COVID-19 has caused eating disorder surge in teens and adults

May 25, 2021
COVID-19 has caused eating disorder surge in teens and adults

Anxiety and isolation are very significant components of eating disorders, said dietitian Jillian Lampert from the Emily Program, a University of Minnesota-affiliated eating disorders treatment programme. Many other healthcare experts echoed the sentiment after recent research showed “massive increases” involving teens and adults seeking help for eating disorders, thanks to the COVID-19 pandemic.

The US-based Alliance for Eating Disorders Awareness, which started offering virtual therapist-led support groups for adults during the pandemic, has also seen a surge. Since January more than 7,000 people from every state and 32 countries have attended their support groups, said alliance CEO Johanna Kandel.

Hospitalisations are up, especially among teen girls, with severe complications from eating disorders. An analysis of electronic medical records data from about 80 US hospitals found a 30% increase starting after March 2020, compared with data from the previous two years – there were 1,718 admissions for girls aged 12 to 18 through February, but no increase among boys.

Meanwhile, the surge of new cases and relapses is expected to last until late this year, according to Jennifer Wildes, an associate psychiatry professor and director of an outpatient eating disorders programme at the University of Chicago Medicine.

Her treatment programme is treating about 100 patients, a near doubling since before the pandemic.
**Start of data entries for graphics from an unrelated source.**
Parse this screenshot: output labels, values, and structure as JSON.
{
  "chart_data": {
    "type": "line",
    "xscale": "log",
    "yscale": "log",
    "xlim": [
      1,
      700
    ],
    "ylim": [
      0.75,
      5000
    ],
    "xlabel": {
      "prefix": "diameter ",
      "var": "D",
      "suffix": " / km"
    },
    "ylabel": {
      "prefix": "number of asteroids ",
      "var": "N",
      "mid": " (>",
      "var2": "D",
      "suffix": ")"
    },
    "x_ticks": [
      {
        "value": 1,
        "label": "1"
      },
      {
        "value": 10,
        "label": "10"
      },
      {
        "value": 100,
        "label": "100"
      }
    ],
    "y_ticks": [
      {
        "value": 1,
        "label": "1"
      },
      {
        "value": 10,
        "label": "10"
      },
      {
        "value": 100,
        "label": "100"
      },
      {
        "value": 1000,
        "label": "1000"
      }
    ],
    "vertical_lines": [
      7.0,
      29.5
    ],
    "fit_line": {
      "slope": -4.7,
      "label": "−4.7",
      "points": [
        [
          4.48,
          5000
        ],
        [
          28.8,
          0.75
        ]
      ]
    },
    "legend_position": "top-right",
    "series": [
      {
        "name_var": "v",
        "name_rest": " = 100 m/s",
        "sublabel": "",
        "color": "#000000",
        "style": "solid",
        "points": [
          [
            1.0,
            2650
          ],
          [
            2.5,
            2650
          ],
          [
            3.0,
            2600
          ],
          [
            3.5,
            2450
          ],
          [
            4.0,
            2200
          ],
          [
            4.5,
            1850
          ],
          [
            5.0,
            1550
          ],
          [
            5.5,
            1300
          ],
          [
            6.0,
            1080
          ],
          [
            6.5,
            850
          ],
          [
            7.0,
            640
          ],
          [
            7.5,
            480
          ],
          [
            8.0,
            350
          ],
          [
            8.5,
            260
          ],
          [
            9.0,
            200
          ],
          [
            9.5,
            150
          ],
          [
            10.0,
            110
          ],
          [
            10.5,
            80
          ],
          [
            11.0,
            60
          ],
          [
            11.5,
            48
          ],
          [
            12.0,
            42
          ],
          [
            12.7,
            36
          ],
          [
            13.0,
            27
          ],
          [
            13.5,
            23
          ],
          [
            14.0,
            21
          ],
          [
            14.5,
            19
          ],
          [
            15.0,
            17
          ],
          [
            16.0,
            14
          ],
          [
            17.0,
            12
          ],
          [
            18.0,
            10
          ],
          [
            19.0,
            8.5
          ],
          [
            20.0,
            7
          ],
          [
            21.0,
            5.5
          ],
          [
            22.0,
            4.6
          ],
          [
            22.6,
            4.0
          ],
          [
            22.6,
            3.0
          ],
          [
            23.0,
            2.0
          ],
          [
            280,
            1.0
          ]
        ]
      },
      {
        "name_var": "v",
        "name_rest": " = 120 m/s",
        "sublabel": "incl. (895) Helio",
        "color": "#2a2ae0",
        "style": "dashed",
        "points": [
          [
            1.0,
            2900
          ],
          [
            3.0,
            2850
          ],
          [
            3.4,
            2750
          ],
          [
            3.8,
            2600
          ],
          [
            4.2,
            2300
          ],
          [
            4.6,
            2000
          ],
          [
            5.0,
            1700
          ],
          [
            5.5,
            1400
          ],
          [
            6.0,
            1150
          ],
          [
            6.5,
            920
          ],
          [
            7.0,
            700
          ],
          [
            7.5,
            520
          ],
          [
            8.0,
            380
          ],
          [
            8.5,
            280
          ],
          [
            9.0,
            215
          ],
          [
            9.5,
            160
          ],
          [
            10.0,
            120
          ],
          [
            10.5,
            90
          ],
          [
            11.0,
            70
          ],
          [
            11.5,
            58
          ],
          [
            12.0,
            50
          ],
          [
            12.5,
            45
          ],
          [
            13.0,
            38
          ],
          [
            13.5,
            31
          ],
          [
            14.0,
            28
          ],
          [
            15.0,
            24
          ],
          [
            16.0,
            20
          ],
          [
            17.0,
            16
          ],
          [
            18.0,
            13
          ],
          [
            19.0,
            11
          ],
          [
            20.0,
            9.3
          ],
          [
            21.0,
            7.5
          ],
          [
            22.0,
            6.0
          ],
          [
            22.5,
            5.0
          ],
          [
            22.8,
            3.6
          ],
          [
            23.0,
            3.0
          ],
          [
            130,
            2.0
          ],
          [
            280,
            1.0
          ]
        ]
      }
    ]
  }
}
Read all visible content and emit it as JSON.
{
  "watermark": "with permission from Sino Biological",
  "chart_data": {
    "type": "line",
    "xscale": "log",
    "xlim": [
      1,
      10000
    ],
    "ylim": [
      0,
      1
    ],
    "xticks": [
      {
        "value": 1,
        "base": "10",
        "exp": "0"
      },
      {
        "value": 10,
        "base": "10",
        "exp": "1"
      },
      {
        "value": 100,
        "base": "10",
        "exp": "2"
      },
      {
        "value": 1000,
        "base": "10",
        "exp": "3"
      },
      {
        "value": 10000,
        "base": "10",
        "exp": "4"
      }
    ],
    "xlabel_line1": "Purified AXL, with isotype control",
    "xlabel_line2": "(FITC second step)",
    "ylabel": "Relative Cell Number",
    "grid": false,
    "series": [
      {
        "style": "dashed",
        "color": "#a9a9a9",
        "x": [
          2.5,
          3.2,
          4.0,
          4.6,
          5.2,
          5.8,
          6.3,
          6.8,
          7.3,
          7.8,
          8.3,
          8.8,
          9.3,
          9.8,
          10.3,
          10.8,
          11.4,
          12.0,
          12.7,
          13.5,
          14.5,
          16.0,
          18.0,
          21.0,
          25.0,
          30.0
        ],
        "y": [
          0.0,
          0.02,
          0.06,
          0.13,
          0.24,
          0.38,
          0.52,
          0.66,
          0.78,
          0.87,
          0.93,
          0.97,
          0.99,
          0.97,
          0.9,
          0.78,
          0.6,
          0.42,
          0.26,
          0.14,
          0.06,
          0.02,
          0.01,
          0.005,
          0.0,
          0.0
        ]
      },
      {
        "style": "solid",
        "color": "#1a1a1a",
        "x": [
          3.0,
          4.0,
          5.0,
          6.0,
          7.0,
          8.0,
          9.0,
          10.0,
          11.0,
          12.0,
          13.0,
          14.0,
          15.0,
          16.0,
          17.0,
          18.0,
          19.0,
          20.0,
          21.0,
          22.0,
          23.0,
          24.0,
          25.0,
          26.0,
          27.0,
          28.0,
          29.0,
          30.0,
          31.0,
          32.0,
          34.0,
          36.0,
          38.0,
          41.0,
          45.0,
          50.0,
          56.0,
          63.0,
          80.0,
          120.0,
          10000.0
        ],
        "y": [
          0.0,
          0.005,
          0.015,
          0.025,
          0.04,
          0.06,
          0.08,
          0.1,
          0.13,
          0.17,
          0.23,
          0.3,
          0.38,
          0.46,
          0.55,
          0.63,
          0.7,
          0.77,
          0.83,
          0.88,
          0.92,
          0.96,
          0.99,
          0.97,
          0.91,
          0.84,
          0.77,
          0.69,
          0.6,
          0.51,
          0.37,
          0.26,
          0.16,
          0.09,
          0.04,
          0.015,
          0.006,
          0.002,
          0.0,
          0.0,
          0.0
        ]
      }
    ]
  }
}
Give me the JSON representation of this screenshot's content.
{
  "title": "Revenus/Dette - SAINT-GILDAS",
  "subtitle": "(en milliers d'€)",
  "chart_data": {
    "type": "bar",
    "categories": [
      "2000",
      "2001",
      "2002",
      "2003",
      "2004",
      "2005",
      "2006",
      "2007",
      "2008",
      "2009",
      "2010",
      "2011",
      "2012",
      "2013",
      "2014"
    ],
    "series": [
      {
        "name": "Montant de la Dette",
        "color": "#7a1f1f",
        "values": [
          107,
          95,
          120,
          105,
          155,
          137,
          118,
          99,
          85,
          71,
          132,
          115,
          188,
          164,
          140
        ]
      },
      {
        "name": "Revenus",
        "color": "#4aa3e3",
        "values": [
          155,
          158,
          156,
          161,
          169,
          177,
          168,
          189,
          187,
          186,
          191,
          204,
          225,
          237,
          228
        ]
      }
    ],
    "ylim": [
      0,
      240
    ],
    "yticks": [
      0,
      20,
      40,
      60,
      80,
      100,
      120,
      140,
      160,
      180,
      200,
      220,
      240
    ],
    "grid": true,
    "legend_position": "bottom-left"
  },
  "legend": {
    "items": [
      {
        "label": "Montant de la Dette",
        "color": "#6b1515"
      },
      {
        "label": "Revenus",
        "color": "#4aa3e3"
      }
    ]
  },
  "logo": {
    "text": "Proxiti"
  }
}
However, some patients now have to wait four to five months to get treatment such as psychotherapy and sometimes medication. Waits usually lasted only a few weeks pre-pandemic, Wildes said.

The Emily Program, which offers teletherapy since the pandemic begun, is experiencing the same thing. Some patients “feel [their lives are] out of control” because of the pandemic and resort to binge eating as a coping mechanism, while others restrict their diets to the point of anorexia – these include patients of all races, adult, teens, young children, and even those in the LGBTQ community, who tend to have higher rates of eating disorders than other groups.

Eating disorders such as anorexia, bulimia, and binge-eating will affect at least 9% of people worldwide: they will affect nearly 30 million Americans in their lifetimes and cause about 10,000 US deaths each year, as cited by the National Association of Anorexia Nervosa and Associated Disorders.People of all races and ethnicities can be affected, according to the association, although there is evidence that doctors less frequently question people of colour about eating disorders.

“The COVID pandemic has presented society and in particular adolescents with very, very significant psychological challenges, said Dr. David Little, a medical informaticist atEpic Health Research Network, US. He said the data should put parents and health care providers on high alert.

“This has been a big event that has disrupted a lot of people’s lives in many ways and it may be months or years before we see all of the true impacts. Talk to your kids, talk to your patients. Ensure that eating behaviours remain healthy and the sooner you get an indication that there may be an issue; the sooner you respond the better.”